Venous stenosis affects up to 50% of AVF and is the most common cause for vascular access dysfunction. Cephalic arch stenosis (CAS) is recognized as a distinct clinical entity that is implicated in up to 75% of dysfunctional brachiocephalic fistulae [12].

The treatment of CAS remains a matter of debate, and the data are limited. Angioplasty, stent insertion, and surgical intervention have all been proposed in small series [13, 14].

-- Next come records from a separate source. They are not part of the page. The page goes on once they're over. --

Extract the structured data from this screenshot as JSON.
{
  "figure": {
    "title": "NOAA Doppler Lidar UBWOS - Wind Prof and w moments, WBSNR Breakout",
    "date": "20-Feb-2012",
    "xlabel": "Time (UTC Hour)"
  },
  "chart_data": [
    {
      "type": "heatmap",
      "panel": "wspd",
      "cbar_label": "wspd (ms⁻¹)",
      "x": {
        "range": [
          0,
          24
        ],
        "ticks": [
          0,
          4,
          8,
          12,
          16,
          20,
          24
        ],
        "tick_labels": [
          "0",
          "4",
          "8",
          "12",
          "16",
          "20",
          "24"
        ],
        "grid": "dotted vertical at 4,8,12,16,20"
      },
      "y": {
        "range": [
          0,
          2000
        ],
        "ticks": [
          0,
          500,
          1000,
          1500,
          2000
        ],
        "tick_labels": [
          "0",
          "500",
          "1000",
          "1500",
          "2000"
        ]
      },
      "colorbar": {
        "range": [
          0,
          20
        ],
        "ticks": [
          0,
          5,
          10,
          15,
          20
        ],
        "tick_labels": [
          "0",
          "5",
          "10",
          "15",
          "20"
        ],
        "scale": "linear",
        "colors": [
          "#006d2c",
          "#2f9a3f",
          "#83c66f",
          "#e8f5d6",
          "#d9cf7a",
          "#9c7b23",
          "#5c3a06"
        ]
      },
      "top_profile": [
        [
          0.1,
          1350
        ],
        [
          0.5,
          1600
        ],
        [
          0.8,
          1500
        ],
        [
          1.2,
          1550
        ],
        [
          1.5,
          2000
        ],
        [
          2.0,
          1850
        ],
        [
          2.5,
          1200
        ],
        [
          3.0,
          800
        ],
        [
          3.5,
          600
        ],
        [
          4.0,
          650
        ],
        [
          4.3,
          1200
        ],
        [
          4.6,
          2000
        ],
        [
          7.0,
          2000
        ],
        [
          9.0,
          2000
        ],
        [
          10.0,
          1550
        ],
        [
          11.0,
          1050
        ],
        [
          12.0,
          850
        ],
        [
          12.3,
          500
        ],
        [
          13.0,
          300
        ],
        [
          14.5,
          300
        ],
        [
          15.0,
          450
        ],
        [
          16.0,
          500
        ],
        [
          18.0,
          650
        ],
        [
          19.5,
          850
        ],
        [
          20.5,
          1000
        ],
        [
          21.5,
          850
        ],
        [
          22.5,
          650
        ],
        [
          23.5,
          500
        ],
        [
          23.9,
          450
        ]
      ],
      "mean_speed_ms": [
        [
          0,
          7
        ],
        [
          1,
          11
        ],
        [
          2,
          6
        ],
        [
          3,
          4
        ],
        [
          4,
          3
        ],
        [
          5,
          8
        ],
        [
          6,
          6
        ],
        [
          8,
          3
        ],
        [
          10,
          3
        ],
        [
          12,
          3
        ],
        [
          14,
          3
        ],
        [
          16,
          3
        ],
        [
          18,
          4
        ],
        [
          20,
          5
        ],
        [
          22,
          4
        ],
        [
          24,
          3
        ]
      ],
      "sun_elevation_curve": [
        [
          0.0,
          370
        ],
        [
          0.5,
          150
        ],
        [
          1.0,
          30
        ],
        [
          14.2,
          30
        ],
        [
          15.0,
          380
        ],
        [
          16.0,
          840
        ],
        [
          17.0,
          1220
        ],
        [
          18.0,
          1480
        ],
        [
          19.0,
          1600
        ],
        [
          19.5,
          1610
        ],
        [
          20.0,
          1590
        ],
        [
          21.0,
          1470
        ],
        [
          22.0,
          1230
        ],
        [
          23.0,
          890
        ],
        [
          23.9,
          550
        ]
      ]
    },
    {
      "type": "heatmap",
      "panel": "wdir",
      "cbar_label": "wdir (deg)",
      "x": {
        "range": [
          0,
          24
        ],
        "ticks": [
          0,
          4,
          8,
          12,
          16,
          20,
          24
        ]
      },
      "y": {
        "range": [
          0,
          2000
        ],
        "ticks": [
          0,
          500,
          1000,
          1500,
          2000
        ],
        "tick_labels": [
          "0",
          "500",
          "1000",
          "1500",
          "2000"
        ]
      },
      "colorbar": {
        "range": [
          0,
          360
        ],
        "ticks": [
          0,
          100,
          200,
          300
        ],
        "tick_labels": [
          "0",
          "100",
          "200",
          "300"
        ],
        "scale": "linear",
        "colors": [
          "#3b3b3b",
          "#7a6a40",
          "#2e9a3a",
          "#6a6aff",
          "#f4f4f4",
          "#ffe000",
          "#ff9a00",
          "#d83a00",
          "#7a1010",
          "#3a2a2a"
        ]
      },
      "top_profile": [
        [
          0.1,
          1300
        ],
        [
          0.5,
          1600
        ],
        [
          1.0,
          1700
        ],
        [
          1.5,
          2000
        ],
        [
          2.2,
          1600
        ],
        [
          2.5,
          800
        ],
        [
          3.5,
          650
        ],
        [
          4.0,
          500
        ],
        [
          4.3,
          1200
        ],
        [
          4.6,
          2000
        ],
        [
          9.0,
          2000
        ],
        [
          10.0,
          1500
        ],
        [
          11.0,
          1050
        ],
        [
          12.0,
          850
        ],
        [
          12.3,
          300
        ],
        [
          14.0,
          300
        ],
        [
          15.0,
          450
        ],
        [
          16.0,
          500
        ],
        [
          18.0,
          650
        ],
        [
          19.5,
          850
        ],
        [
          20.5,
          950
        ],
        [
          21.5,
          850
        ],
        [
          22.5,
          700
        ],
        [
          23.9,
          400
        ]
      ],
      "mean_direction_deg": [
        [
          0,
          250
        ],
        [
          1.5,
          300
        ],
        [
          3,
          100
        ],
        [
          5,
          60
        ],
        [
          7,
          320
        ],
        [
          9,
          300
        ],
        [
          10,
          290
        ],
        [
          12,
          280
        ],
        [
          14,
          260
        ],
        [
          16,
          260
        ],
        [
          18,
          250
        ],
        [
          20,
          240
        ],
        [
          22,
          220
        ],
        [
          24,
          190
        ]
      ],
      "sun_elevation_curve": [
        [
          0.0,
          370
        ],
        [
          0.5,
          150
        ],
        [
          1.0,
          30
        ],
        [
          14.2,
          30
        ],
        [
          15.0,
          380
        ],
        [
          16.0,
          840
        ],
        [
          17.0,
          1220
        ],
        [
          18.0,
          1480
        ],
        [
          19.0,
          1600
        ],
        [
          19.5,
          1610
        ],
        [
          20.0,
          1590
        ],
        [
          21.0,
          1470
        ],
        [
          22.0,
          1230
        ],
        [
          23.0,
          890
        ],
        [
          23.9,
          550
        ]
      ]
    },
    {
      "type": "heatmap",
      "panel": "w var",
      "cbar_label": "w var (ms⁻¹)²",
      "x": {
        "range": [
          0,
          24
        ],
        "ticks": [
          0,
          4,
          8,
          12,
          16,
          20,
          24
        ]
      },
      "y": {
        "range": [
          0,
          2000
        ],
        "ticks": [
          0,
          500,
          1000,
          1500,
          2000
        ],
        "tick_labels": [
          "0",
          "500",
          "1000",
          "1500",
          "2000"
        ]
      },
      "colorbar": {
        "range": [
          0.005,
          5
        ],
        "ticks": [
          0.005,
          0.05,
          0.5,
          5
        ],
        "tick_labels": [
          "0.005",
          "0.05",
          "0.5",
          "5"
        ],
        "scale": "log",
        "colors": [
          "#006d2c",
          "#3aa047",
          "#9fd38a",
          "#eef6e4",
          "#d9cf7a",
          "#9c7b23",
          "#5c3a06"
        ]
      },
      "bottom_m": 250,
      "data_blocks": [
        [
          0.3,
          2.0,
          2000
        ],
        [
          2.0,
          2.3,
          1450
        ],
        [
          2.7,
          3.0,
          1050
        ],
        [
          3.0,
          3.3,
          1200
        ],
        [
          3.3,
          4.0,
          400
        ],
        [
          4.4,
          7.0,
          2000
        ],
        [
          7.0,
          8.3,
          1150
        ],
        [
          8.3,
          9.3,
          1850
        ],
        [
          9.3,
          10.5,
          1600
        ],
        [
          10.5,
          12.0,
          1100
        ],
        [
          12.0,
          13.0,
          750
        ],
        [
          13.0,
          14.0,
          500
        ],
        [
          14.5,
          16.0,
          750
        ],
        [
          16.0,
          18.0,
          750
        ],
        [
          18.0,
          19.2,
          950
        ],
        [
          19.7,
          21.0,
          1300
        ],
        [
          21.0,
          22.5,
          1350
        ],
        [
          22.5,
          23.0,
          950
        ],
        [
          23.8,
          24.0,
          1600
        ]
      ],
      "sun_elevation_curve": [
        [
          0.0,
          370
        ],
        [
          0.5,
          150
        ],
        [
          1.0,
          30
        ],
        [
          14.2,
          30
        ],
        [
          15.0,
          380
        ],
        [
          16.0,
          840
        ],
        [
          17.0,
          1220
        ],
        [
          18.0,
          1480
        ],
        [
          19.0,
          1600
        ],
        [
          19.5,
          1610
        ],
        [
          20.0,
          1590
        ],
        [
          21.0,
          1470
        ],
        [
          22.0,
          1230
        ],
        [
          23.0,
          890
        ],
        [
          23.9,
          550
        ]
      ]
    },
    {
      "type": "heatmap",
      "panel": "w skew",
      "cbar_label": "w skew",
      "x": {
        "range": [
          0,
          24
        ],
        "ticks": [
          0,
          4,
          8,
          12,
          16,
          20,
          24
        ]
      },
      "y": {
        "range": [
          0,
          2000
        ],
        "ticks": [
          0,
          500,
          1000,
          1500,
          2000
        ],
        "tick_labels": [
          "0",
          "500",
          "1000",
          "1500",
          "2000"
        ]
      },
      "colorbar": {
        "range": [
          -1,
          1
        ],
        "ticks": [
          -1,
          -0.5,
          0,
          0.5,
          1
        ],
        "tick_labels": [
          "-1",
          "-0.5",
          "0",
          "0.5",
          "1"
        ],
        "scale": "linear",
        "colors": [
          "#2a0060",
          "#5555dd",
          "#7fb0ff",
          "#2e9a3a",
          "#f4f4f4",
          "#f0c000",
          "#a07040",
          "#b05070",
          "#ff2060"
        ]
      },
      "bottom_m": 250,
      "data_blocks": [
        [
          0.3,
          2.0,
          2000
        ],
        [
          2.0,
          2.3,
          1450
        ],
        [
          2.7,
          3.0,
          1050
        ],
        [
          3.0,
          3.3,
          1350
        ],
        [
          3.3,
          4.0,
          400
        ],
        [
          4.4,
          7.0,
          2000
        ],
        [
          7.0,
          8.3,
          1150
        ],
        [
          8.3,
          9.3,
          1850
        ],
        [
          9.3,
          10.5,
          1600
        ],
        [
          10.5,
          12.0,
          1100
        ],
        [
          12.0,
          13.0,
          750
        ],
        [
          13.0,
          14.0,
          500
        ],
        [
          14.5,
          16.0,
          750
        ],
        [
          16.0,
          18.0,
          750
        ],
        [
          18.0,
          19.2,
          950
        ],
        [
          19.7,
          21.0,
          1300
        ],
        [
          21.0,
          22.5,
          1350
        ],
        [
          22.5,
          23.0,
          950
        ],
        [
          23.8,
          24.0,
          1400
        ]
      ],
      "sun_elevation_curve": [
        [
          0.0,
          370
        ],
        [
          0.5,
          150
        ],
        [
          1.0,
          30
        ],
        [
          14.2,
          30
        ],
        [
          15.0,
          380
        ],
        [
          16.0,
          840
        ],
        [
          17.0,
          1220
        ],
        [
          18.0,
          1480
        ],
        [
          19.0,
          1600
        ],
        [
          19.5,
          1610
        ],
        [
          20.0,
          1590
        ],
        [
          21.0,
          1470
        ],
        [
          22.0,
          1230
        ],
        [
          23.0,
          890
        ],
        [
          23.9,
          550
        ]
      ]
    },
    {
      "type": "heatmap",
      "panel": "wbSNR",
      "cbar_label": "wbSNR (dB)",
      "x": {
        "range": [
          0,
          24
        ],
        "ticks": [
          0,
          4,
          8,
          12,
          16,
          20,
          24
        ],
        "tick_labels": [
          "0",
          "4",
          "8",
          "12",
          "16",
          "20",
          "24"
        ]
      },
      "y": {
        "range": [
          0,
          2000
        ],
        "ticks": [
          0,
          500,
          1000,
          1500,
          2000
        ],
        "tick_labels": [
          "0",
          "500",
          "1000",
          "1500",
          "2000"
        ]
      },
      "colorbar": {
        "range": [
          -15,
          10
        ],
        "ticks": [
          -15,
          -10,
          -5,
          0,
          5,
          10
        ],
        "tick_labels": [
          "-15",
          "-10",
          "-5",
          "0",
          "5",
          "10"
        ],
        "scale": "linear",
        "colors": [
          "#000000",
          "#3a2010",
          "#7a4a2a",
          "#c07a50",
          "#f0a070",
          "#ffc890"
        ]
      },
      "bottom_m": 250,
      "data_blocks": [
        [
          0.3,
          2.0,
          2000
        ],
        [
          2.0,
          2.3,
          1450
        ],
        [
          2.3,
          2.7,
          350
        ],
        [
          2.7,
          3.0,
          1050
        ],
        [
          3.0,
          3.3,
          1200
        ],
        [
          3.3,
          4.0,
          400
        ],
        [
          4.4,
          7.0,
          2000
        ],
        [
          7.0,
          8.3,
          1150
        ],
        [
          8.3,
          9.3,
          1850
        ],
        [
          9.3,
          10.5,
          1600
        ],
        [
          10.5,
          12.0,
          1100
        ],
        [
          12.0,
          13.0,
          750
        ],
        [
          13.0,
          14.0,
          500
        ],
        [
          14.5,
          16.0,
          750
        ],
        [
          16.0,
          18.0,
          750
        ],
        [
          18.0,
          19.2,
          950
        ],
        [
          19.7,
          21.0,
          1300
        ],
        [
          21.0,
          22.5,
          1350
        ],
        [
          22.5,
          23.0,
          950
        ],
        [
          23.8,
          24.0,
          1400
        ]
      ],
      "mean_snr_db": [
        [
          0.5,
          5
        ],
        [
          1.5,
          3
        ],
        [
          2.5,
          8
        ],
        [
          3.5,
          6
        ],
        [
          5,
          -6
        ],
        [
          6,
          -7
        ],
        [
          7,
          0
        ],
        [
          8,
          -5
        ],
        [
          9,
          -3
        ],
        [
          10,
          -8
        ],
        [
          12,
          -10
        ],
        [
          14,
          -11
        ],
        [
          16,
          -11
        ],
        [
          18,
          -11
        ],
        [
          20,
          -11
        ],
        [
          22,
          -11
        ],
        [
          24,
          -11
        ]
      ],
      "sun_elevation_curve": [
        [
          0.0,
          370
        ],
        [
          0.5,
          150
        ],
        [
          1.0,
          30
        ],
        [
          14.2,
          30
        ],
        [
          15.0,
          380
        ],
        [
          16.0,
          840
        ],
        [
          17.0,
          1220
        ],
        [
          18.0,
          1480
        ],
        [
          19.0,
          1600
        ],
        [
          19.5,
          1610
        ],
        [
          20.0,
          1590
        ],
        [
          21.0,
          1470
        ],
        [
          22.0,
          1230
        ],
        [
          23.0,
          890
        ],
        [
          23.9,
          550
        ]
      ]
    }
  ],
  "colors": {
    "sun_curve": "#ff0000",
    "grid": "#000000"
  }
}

The mean age of the AVF from creation to initial radiological intervention was 26.8 months; this corresponded to 25.2 months in the study of Rajan et al. [10].

Our technical success rate was 100%; this was in agreement with Jones et al. [15] who reported the same technical success rate and was higher than Rajan et al. [10] who reported 76% success rate.

We had two ruptured fistula during angioplasty (4.5%) managed successfully by covered stents; Rajan et al. [10] reported 6% rupture rate (3 of 50), one of which led to fistula loss and the other two were salvaged with prolonged balloon inflation or stenting.

In the current study, the primary patency rate at 6 and 12 months for balloon angioplasty was 80% and 60%, respectively. This is compared to Jackson et al.’s [14] study who reported 68.8% and 31% at 3 and 12 months, respectively.

We reported patency rate at 6 and 12 months for primary stent of 86% and 71%, respectively. Shemesh et al. [11] reported primary patency at 6 months of 82% in the stent graft group and 39% in the bare stent group. Jones et al. [15] reported primary patency 67% and 42% at 6 and 12 months for covered stents.

We reported a significant increase in primary and secondary stenosis-free rate in the stent group of patients compared to balloon angioplasty only, P 0.032 and 0.027, respectively. However, there was no significant difference between BMS and covered stent in terms of primary and secondary stenosis-free rates.

59% of our patients had a secondary intervention with an average of 1.5 interventions per patient. Jackson et al. [14] reported a re-intervention rate of 2.3 per patient.

We studied the relation between age of the patient, age of the AVF, and its flow volume at the time of primary intervention and patency rates. There was no significant effect of the patient’s age on patency rates, and this matched Jones et al. [15], who found no significant difference in patency with regard to sex or age.

We found significant increase in patency rate related to age of the AVF and its flow rate; however, we could not find a study in the available literature in this regards.

Conclusion

Cephalic arch angioplasty and stent is effective in increasing the longevity of the hemodialysis AVF that is crucial for hemodialysis patients. The use of metal stents is safe and adds significant increase in patency rates.

It is recommended that patients on dialysis through an AVF should be on a close surveillance scheme including clinical and Doppler evaluation from the time of creation of the fistula and throughout their life to detect signs of dysfunction and allow early intervention.